The more than decennnial rtl-optimization/19705 - -fno-branch-count-reg doesn't prevent decrement and branch instructions on a count register points out that the documentation of the option leads one to expect that it prevents the decrement and branch instruction from appearing in the instruction stream. This isn't the case The option prevents a dedicated pass from running that introduces such instructions, but it doesn't prevent other passes from introducing it. The attached updates the documentation to clarify this.
Martin
PR rtl-optimization/19705 - -fno-branch-count-reg doesn't prevent decrement and branch instructions on a count register gcc/ChangeLog: 2016-02-11 Martin Sebor <mse...@redhat.com> PR rtl-optimization/19705 * doc/invoke.texi (Options That Control Optimization): Clarify -fno-branch-count-reg.
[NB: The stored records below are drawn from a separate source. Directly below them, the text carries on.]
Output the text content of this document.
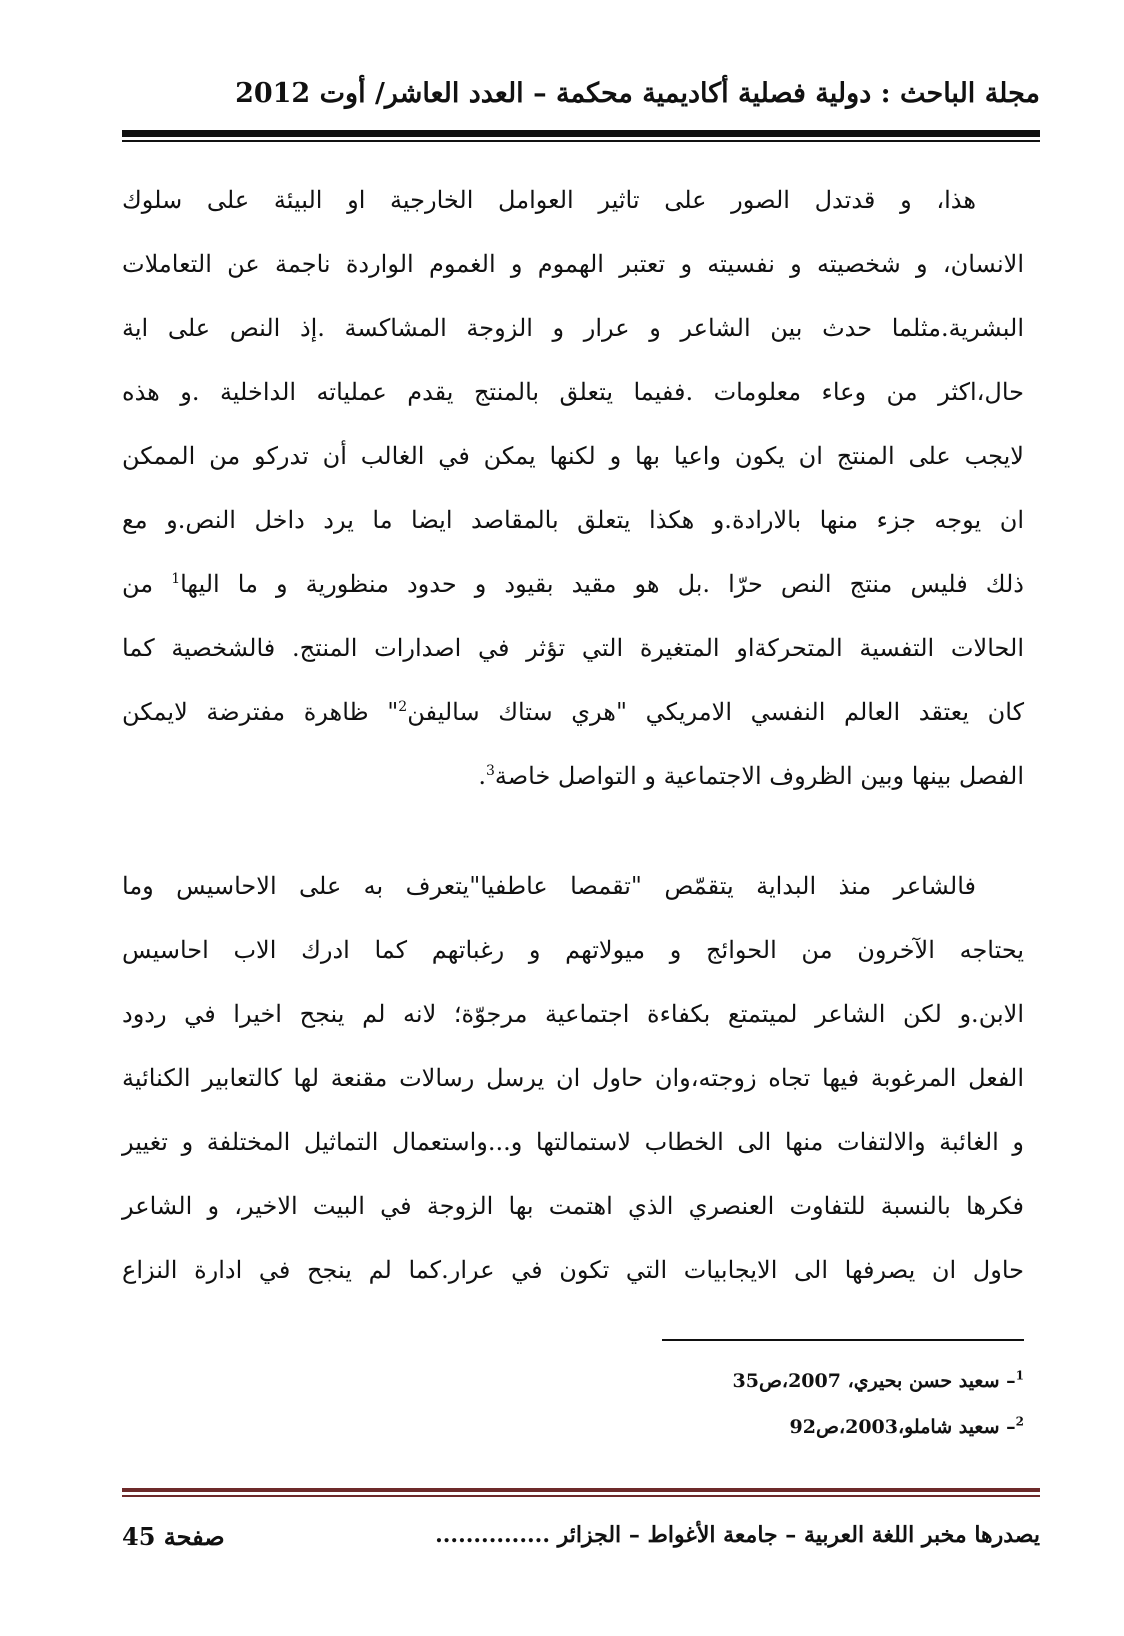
مجلة الباحث : دولية فصلية أكاديمية محكمة – العدد العاشر/ أوت 2012
هذا، و قدتدل الصور على تاثير العوامل الخارجية او البيئة على سلوك
الانسان، و شخصيته و نفسيته و تعتبر الهموم و الغموم الواردة ناجمة عن التعاملات
البشرية.مثلما حدث بين الشاعر و عرار و الزوجة المشاكسة .إذ النص على اية
حال،اكثر من وعاء معلومات .ففيما يتعلق بالمنتج يقدم عملياته الداخلية .و هذه
لايجب على المنتج ان يكون واعيا بها و لكنها يمكن في الغالب أن تدركو من الممكن
ان يوجه جزء منها بالارادة.و هكذا يتعلق بالمقاصد ايضا ما يرد داخل النص.و مع
ذلك فليس منتج النص حرّا .بل هو مقيد بقيود و حدود منظورية و ما اليها$^1$ من
الحالات التفسية المتحركةاو المتغيرة التي تؤثر في اصدارات المنتج. فالشخصية كما
كان يعتقد العالم النفسي الامريكي "هري ستاك ساليفن$^2$" ظاهرة مفترضة لايمكن
الفصل بينها وبين الظروف الاجتماعية و التواصل خاصة$^3$.
فالشاعر منذ البداية يتقمّص "تقمصا عاطفيا"يتعرف به على الاحاسيس وما
يحتاجه الآخرون من الحوائج و ميولاتهم و رغباتهم كما ادرك الاب احاسيس
الابن.و لكن الشاعر لميتمتع بكفاءة اجتماعية مرجوّة؛ لانه لم ينجح اخيرا في ردود
الفعل المرغوبة فيها تجاه زوجته،وان حاول ان يرسل رسالات مقنعة لها كالتعابير الكنائية
و الغائبة والالتفات منها الى الخطاب لاستمالتها و...واستعمال التماثيل المختلفة و تغيير
فكرها بالنسبة للتفاوت العنصري الذي اهتمت بها الزوجة في البيت الاخير، و الشاعر
حاول ان يصرفها الى الايجابيات التي تكون في عرار.كما لم ينجح في ادارة النزاع
$^1$– سعيد حسن بحيري، 2007،ص35
$^2$– سعيد شاملو،2003،ص92
يصدرها مخبر اللغة العربية – جامعة الأغواط – الجزائر ...............
صفحة 45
Index: gcc/doc/invoke.texi =================================================================== --- gcc/doc/invoke.texi (revision 233355) +++ gcc/doc/invoke.texi (working copy) @@ -6513,11 +6513,14 @@ life-range analysis. This option is eff @item -fno-branch-count-reg @opindex fno-branch-count-reg -Do not use ``decrement and branch'' instructions on a count register, -but instead generate a sequence of instructions that decrement a -register, compare it against zero, then branch based upon the result. -This option is only meaningful on architectures that support such -instructions, which include x86, PowerPC, IA-64 and S/390. +Avoid running a pass scanning for opportunities to use ``decrement and +branch'' instructions on a count register instead of generating sequences +of instructions that decrement a register, compare it against zero, and +then branch based upon the result. This option is only meaningful on +architectures that support such instructions, which include x86, PowerPC, +IA-64 and S/390. Note that the @option{-fno-branch-count-reg} option +doesn't remove the decrement and branch instructions from the generated +instruction stream introduced by other optimization passes. Enabled by default at @option{-O1} and higher.